Mentre tra l'Inter e Mauro Icardi si stanno effettuando le prove generali per riportare il sereno in casa nerazzurra, il caso non stenta a ridimensionarsi. Dopo le lacrime di Wanda Nara e l'abbraccio telefonico di Beppe Marotta in diretta Mediaset dal salotto calcistico di ‘Tiki Taka‘, tiene banco l'argomento più scottante: cosa accadrà adesso nello spogliatoio nerazzurro?

I contorni della vicenda, infatti, appaiono molto più delineati che negli scorsi giorni. Non c'è nulla di personale tra l'Inter e Icardi e nemmeno tra il club e Wanda Nara, la moglie procuratrice.
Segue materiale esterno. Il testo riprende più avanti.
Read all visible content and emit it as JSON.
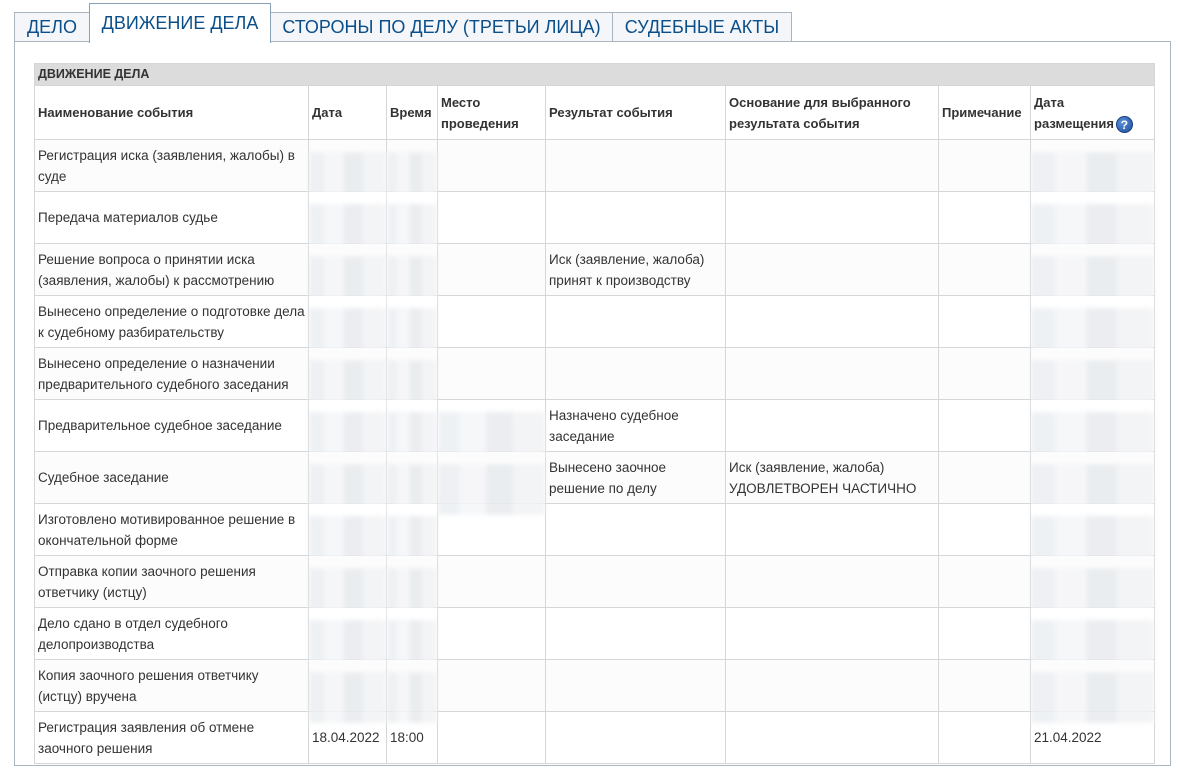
{
  "tabs": [
    {
      "label": "ДЕЛО"
    },
    {
      "label": "ДВИЖЕНИЕ ДЕЛА"
    },
    {
      "label": "СТОРОНЫ ПО ДЕЛУ (ТРЕТЬИ ЛИЦА)"
    },
    {
      "label": "СУДЕБНЫЕ АКТЫ"
    }
  ],
  "active_tab": "ДВИЖЕНИЕ ДЕЛА",
  "table": {
    "caption": "ДВИЖЕНИЕ ДЕЛА",
    "columns": {
      "event": "Наименование события",
      "date": "Дата",
      "time": "Время",
      "place_l1": "Место",
      "place_l2": "проведения",
      "result": "Результат события",
      "basis_l1": "Основание для выбранного",
      "basis_l2": "результата события",
      "note": "Примечание",
      "posted_l1": "Дата",
      "posted_l2": "размещения"
    },
    "help_icon": "help-icon",
    "rows": [
      {
        "event": "Регистрация иска (заявления, жалобы) в суде",
        "result": "",
        "basis": "",
        "date": "",
        "time": "",
        "posted": ""
      },
      {
        "event": "Передача материалов судье",
        "result": "",
        "basis": "",
        "date": "",
        "time": "",
        "posted": ""
      },
      {
        "event": "Решение вопроса о принятии иска (заявления, жалобы) к рассмотрению",
        "result": "Иск (заявление, жалоба) принят к производству",
        "basis": "",
        "date": "",
        "time": "",
        "posted": ""
      },
      {
        "event": "Вынесено определение о подготовке дела к судебному разбирательству",
        "result": "",
        "basis": "",
        "date": "",
        "time": "",
        "posted": ""
      },
      {
        "event": "Вынесено определение о назначении предварительного судебного заседания",
        "result": "",
        "basis": "",
        "date": "",
        "time": "",
        "posted": ""
      },
      {
        "event": "Предварительное судебное заседание",
        "result": "Назначено судебное заседание",
        "basis": "",
        "date": "",
        "time": "",
        "posted": ""
      },
      {
        "event": "Судебное заседание",
        "result": "Вынесено заочное решение по делу",
        "basis": "Иск (заявление, жалоба) УДОВЛЕТВОРЕН ЧАСТИЧНО",
        "date": "",
        "time": "",
        "posted": ""
      },
      {
        "event": "Изготовлено мотивированное решение в окончательной форме",
        "result": "",
        "basis": "",
        "date": "",
        "time": "",
        "posted": ""
      },
      {
        "event": "Отправка копии заочного решения ответчику (истцу)",
        "result": "",
        "basis": "",
        "date": "",
        "time": "",
        "posted": ""
      },
      {
        "event": "Дело сдано в отдел судебного делопроизводства",
        "result": "",
        "basis": "",
        "date": "",
        "time": "",
        "posted": ""
      },
      {
        "event": "Копия заочного решения ответчику (истцу) вручена",
        "result": "",
        "basis": "",
        "date": "",
        "time": "",
        "posted": ""
      },
      {
        "event": "Регистрация заявления об отмене заочного решения",
        "result": "",
        "basis": "",
        "date": "18.04.2022",
        "time": "18:00",
        "posted": "21.04.2022"
      }
    ]
  }
}
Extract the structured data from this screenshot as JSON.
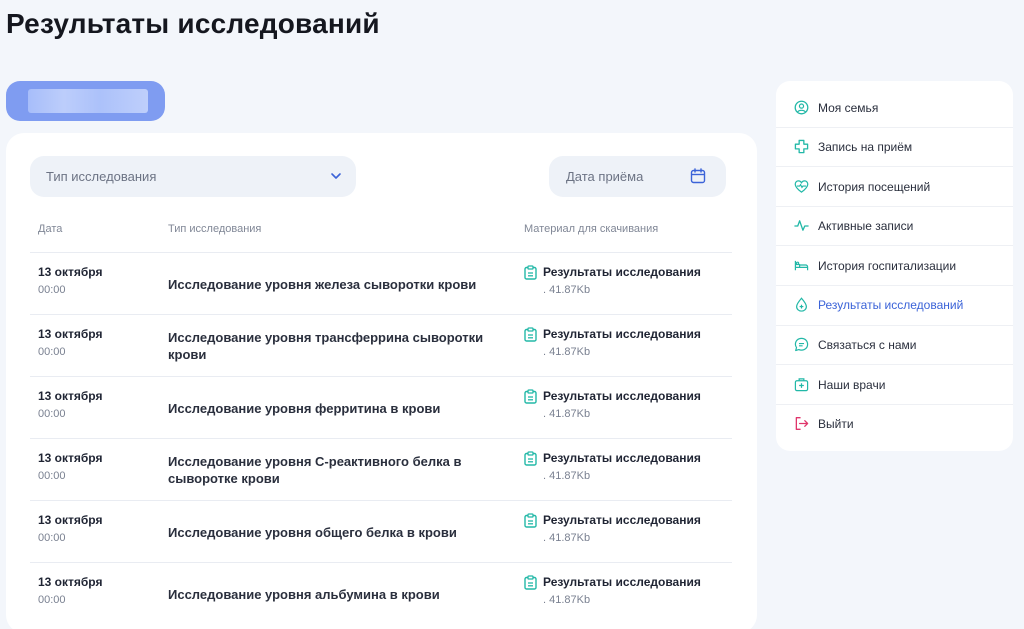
{
  "page_title": "Результаты исследований",
  "filters": {
    "type_placeholder": "Тип исследования",
    "date_placeholder": "Дата приёма"
  },
  "table": {
    "columns": [
      "Дата",
      "Тип исследования",
      "Материал для скачивания"
    ],
    "rows": [
      {
        "date": "13 октября",
        "time": "00:00",
        "type": "Исследование уровня железа сыворотки крови",
        "file_label": "Результаты исследования",
        "file_size": ". 41.87Kb"
      },
      {
        "date": "13 октября",
        "time": "00:00",
        "type": "Исследование уровня трансферрина сыворотки крови",
        "file_label": "Результаты исследования",
        "file_size": ". 41.87Kb"
      },
      {
        "date": "13 октября",
        "time": "00:00",
        "type": "Исследование уровня ферритина в крови",
        "file_label": "Результаты исследования",
        "file_size": ". 41.87Kb"
      },
      {
        "date": "13 октября",
        "time": "00:00",
        "type": "Исследование уровня С-реактивного белка в сыворотке крови",
        "file_label": "Результаты исследования",
        "file_size": ". 41.87Kb"
      },
      {
        "date": "13 октября",
        "time": "00:00",
        "type": "Исследование уровня общего белка в крови",
        "file_label": "Результаты исследования",
        "file_size": ". 41.87Kb"
      },
      {
        "date": "13 октября",
        "time": "00:00",
        "type": "Исследование уровня альбумина в крови",
        "file_label": "Результаты исследования",
        "file_size": ". 41.87Kb"
      }
    ]
  },
  "sidebar": {
    "items": [
      {
        "label": "Моя семья",
        "icon": "user-circle-icon"
      },
      {
        "label": "Запись на приём",
        "icon": "plus-cross-icon"
      },
      {
        "label": "История посещений",
        "icon": "heart-pulse-icon"
      },
      {
        "label": "Активные записи",
        "icon": "activity-icon"
      },
      {
        "label": "История госпитализации",
        "icon": "bed-icon"
      },
      {
        "label": "Результаты исследований",
        "icon": "drop-plus-icon"
      },
      {
        "label": "Связаться с нами",
        "icon": "chat-icon"
      },
      {
        "label": "Наши врачи",
        "icon": "medkit-icon"
      },
      {
        "label": "Выйти",
        "icon": "logout-icon"
      }
    ],
    "active_index": 5
  },
  "colors": {
    "accent": "#3b63d8",
    "teal": "#22b8a7",
    "logout": "#e0356b",
    "pill": "#7f9cf1"
  }
}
Certo, alcune parole di troppo hanno messo in difficoltà la società e i vari avvertimenti non sembrano essere stati percepiti a suo tempo, Ma il declassare Mauro Icardi togliendogli la fascia da capitano non è stato un atto intimidatorio o di umiliazione verso un giocatore che comunque resta un valore tecnico ed un patrimonio economico.

Le dinamiche dello spogliatoio

Il problema che si è creato e che sta alla radice di tutto è all'interno dello spogliatoio. Lo hanno capito moltissimi ex calciatori, altrettanti ex allenatori. Chi mastica di calcio, lo sa: le dinamiche interne al gruppo sono particolari, delicate, vivono quotidianamente di meccanismi innescati da parole e atteggiamenti. Da sempre, nessun gruppo ha mai apprezzato ingerenze esterne, fossero della stampa, di dirigenti che non ne vivono la quotidianità, tifosi o procuratori.

Le colpe di Wanda

Wanda Nara è stata la causa di quanto avvenuto per aver detto parole ritenute inopportune e deleterie per il gruppo, verso il quale la società si è sentita di intervenire per salvaguardare il bene comune e gli obiettivi da raggiungere. Lo ha ben sottolineato Beppe Bergomi, storico capitano dell'Inter per 10 anni: "Se il mio procuratore avesse detto una cosa del genere lo avrei salutato il giorno dopo, perché poi la faccia ce la devo mettere io in quello spogliatoio".

Cosa significa essere capitano

E' tutto qui, il nodo da sciogliere. Se Wanda è stata la causa, Mauro dev'essere la cura. Icardi ha solo una strada da percorrere nell'immediato: confrontarsi con i compagni e chiedere scusa anche di colpe che non ritiene di aver avuto ma che hanno creato la situazione presente: "Sotto l'aspetto dell'impegno e della professionalità si è sempre comportato bene, ma forse non è stato abbastanza. Essere capitano significa essere un esempio positivo per tutti, che ci devi sempre mettere la faccia. Vuol dire il senso di appartenenza, indossare quella maglia, che ha dei valori importanti che sono diversi dalle altre"

L'unica strada da percorrere

Il percorso, dunque è stato tracciato. Al di là del ginocchio malconcio, al di là di quanto avverrà da giugno in poi, al di là di cosa pensino i tifosi. Ciò che conta è che Icardi per tornare ad essere parte integrante di un gruppo deve fare pace con il gruppo: "Quando tu entri in uno spogliatoio e chiedi scusa, io non porto più rancore e vado avanti. L'unica cosa che mi dispiace è che Icardi si aspetta le scuse dall'Inter. Se così fosse allora vuol dire che non si è capito nulla"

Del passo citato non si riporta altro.